Although there are many options available for vegetarians, Leslie Beck, a Toronto-based registered dietitian and director of Food and Nutrition at Medcan, says, “The biggest dietary movement in Canada today is flexitarianism. People who eat a flexitarian diet eat a mostly plant-based diet but do occasionally eat meat.”
As for the motivation to eat more plants, Beck points out, “Whether it’s a strict vegan diet or a flexitarian approach, the main driving force for most people is health”.
According to Heart & Stroke Canada, vegetarian diets may lead to lower blood pressure, improved cholesterol levels, healthier weight, and a lower incidence of Type 2 Diabetes, all of which can reduce the risk of heart disease and stroke.
Plant-based eating 101
Plant-based eating means choosing proportionately more of your foods from fruits and vegetables, beans, lentils, soy, whole grains, nuts, and seeds. It doesn’t mean never eating meat or dairy.
For example, the Mediterranean diet is considered plant-based because the daily foods include fruits, vegetables, and grains. Another is the pescatarian diet – a plant-based diet that includes seafood.
Getting Nutrients from a Plant-based Diet
Women who are menstruating are at a greater risk of lower iron levels. The type of iron found in red meat, called heme iron, is efficiently absorbed by the body. In contrast, the iron in plant foods like beans, lentils, grains and nuts, called non-heme iron, is less efficiently absorbed. As a result, menstruating women who eat a vegan diet have iron requirements that are 1.8 times higher than meat-eaters; they need to consume 32 milligrams of iron each day. A non-vegetarian female between the ages of 19 to 50 needs 18 milligrams of iron.
But not to worry, many plant-based foods are good sources of iron. For example, beans and lentils are excellent sources; so are soybeans and tofu as well as fortified breakfast cereals, cooked spinach, certain vegetables, and blackstrap molasses.
Tip: By including a vitamin C-rich food in your meal, you’ll enhance the absorption of non-heme iron. Try adding chopped red pepper or sliced strawberries to a spinach salad.
Calcium and Vitamin D
After age 50, women’s calcium requirements increase from 1,000 to 1,200 milligrams a day to help guard against the loss of bone density that occurs after menopause. Most people think about dairy products to meet these needs. But there are certain vegetables, like bok choy and rapini, that supply a good amount of absorbable calcium. Of course, certain beans, almonds, and almond butter are also good sources. Fortified non-dairy milks, whether almond, cashew or oat, are excellent sources, too.
Tip: An eight-ounce (or 250 ml) serving of fortified non-dairy milk will provide the same amount of calcium (300 milligrams) as a cup of cow’s milk.
Omega-3 Fatty Acids
If you eat a pescatarian diet, oily fish like salmon, trout, and sardines are rich sources of two heart-healthy omega-3 fats called DHA and EPA for short. You can also find a plant-based omega-3 fat, called ALA, in chia seeds, flaxseeds, walnuts, and hemp seeds.
Think beans, legumes, and whole grains.
Tip: Soak the grains and beans before cooking to remove the phytic acid found in these plants, which hinders zinc absorption.

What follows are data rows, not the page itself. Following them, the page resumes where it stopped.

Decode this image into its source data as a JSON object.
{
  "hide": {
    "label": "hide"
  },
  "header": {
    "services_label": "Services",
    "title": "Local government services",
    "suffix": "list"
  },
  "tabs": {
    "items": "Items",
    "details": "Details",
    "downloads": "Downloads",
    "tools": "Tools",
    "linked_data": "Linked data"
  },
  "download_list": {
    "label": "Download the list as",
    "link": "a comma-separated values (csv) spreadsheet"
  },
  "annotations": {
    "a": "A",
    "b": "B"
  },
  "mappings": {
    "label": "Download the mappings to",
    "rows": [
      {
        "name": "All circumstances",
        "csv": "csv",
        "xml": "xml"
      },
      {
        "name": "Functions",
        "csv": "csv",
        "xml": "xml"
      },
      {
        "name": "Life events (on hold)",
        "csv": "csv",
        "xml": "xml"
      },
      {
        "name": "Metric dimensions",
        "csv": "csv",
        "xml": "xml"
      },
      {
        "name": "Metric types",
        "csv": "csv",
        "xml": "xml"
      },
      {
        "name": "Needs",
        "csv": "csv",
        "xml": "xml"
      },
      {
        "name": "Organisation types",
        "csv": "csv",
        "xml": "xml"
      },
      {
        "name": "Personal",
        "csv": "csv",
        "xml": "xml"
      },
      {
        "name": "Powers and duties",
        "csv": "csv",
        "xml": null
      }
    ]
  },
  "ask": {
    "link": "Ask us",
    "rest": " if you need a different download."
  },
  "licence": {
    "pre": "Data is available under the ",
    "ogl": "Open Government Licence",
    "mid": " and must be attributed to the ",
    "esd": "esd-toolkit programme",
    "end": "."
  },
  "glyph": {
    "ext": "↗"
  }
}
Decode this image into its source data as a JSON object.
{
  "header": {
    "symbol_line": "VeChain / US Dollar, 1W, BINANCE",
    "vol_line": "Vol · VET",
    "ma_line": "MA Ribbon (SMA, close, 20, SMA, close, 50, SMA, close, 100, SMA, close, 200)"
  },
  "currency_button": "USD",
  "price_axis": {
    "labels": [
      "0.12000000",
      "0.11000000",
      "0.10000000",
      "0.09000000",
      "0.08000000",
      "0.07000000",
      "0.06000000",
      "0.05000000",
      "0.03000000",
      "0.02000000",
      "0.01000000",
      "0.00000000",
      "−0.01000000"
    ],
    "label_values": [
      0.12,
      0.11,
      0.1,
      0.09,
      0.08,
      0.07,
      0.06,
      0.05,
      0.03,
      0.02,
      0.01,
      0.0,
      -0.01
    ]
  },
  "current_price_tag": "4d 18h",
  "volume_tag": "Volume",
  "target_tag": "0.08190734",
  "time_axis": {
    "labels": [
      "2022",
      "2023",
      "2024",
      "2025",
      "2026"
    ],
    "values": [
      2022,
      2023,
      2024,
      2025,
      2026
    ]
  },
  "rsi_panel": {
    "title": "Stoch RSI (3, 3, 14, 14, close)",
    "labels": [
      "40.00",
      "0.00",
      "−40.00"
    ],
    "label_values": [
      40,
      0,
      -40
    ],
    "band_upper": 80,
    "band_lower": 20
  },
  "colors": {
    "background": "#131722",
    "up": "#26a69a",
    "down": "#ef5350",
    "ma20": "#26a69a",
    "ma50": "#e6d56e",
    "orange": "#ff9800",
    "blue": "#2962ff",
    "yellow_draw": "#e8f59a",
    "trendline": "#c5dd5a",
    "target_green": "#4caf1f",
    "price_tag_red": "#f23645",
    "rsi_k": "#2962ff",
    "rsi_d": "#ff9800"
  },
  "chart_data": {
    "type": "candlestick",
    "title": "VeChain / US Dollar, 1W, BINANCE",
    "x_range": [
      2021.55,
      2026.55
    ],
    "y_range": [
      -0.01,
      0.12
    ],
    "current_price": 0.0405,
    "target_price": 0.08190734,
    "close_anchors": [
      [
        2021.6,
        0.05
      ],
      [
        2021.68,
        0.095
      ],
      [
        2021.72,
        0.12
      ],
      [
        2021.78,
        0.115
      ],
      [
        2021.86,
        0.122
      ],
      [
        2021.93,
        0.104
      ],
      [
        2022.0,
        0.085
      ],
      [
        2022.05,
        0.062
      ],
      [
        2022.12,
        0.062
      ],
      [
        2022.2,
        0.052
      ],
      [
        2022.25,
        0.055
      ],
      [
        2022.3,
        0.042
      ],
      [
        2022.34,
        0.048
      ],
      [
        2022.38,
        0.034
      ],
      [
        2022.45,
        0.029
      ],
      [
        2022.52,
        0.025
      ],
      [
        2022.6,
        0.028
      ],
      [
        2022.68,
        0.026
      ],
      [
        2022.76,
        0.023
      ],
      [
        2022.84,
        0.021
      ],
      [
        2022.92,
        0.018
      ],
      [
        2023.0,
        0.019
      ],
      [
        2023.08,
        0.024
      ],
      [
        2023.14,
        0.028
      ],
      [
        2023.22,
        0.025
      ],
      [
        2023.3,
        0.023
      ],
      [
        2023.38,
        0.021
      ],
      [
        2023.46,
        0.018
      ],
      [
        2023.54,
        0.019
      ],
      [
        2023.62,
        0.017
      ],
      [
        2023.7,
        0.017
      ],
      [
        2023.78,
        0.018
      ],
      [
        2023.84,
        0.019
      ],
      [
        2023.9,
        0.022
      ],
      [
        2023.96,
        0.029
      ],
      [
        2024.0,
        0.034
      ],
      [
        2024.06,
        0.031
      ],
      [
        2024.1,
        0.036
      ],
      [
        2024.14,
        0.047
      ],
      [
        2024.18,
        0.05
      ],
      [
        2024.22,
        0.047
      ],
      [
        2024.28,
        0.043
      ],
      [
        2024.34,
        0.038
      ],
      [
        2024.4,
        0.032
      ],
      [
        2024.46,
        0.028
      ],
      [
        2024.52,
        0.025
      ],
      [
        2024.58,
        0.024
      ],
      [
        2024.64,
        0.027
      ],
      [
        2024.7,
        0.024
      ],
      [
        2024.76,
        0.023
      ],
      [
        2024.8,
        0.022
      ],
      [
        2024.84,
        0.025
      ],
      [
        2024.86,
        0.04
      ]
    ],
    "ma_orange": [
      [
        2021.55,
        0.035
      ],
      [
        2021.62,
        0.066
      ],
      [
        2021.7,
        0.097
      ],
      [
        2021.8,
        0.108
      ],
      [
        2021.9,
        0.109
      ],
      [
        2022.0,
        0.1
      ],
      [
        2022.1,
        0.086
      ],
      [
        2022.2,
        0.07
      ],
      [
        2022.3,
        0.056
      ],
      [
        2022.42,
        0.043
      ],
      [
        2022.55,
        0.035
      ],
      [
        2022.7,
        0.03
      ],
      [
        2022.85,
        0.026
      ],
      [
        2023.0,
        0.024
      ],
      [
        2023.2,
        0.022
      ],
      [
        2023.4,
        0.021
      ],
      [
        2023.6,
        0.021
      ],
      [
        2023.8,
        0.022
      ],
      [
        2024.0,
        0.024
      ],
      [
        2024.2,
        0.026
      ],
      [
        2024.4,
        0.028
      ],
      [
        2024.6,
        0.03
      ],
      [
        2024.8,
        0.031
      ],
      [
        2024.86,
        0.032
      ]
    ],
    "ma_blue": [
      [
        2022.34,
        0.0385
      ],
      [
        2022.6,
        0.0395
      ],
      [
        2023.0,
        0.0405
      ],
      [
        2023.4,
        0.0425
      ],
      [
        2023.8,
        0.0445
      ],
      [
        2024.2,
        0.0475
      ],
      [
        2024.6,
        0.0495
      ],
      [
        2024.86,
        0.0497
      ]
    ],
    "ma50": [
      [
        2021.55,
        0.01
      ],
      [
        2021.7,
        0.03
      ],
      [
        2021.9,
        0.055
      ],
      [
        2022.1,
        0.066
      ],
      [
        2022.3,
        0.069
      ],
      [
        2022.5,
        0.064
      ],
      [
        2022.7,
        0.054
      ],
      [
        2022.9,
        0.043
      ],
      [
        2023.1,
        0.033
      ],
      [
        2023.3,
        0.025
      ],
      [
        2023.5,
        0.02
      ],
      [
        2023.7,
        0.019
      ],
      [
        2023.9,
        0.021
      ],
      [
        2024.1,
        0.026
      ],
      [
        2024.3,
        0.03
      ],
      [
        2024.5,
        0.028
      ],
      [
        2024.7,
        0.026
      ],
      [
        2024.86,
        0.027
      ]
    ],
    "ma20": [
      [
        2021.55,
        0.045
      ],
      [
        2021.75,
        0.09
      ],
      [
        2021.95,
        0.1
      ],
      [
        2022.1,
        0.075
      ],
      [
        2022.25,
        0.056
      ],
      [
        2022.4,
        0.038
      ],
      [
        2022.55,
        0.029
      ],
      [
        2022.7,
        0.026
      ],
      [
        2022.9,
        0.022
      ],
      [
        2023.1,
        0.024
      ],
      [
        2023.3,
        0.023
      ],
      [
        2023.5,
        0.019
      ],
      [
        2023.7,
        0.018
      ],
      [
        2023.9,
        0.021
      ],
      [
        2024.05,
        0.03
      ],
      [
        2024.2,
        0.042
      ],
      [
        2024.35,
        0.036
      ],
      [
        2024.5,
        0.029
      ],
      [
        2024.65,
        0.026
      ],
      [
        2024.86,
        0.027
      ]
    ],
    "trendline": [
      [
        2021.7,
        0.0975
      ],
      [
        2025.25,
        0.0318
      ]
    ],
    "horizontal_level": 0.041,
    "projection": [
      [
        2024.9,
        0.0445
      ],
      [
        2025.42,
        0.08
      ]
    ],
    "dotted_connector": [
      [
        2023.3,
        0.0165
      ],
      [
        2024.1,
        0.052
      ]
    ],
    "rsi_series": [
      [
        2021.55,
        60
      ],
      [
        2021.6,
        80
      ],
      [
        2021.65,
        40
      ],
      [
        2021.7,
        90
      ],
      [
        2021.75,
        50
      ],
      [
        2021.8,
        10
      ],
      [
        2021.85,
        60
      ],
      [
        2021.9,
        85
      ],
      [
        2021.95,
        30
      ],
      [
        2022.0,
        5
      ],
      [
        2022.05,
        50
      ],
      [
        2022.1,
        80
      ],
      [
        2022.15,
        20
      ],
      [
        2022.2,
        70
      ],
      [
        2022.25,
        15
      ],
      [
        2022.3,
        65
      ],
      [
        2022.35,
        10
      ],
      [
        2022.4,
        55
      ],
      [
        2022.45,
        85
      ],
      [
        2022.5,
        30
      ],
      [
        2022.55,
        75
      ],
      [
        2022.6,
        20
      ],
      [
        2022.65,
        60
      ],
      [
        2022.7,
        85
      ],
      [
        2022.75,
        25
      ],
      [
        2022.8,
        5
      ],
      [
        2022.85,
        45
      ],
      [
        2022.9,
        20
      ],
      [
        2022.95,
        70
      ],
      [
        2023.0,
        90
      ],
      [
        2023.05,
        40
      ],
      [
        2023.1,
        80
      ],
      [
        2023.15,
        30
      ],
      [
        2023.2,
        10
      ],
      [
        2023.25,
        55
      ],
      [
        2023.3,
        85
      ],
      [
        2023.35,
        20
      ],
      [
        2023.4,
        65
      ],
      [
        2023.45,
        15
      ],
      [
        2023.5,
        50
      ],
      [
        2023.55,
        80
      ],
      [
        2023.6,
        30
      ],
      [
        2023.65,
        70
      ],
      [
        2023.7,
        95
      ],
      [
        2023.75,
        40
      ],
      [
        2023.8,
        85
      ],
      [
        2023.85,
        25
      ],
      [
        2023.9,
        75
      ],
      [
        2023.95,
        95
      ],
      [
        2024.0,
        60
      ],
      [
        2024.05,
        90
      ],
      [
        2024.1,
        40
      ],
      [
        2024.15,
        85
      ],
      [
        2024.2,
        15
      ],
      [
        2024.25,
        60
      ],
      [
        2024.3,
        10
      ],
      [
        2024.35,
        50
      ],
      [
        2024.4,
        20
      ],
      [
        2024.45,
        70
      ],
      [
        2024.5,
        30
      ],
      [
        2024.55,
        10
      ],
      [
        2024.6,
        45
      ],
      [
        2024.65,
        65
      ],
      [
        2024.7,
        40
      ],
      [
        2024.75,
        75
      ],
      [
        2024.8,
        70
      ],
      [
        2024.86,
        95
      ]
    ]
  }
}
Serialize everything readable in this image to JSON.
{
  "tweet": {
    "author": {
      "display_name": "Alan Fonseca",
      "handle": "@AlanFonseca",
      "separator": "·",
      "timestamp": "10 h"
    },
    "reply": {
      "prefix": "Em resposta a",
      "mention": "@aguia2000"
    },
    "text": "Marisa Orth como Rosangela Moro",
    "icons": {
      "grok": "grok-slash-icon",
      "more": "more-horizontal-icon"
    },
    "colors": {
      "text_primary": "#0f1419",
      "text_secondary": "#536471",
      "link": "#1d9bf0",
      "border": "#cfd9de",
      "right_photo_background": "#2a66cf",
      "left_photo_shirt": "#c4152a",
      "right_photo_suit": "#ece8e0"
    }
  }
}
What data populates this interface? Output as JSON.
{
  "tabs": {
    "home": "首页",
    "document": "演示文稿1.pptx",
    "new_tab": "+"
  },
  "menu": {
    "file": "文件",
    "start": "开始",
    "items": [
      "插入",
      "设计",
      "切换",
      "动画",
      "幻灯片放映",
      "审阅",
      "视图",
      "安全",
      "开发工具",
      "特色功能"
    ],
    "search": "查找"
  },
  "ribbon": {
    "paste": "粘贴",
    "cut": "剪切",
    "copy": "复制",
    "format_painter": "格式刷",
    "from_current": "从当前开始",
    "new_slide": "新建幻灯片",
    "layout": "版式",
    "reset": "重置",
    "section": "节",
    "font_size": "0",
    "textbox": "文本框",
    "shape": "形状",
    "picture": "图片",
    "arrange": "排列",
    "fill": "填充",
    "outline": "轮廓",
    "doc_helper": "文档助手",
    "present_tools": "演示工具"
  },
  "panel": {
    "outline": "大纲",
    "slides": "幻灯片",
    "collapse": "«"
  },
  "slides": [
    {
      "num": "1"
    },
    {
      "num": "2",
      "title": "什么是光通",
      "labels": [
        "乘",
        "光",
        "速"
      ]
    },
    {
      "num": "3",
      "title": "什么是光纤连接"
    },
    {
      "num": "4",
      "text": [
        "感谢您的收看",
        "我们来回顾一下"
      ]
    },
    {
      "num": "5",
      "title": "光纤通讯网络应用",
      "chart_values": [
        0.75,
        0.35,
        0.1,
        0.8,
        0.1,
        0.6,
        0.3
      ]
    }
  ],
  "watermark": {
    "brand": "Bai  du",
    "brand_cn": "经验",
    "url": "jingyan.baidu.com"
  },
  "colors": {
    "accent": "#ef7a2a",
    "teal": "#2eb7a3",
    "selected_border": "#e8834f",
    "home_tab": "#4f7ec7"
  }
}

Other reasons for plant-based movement
Consider this 2018 study published in the journal of Science. Joseph Poore, at the University of Oxford, UK, who led the research reported, “a vegan diet is probably the single biggest way to reduce your impact on planet Earth. Not just greenhouse gases, but global acidification, eutrophication, land use and water use. It is far bigger than cutting down on your flights or buying an electric car,” he said, as these only cut greenhouse gas emissions.
For those who may be unsure about wading into a vegetarian lifestyle, Beck says, “it’s possible to eat a healthy and well-balanced vegetarian diet that supplies you with all the nutrients your body needs – and help the planet at the same time.”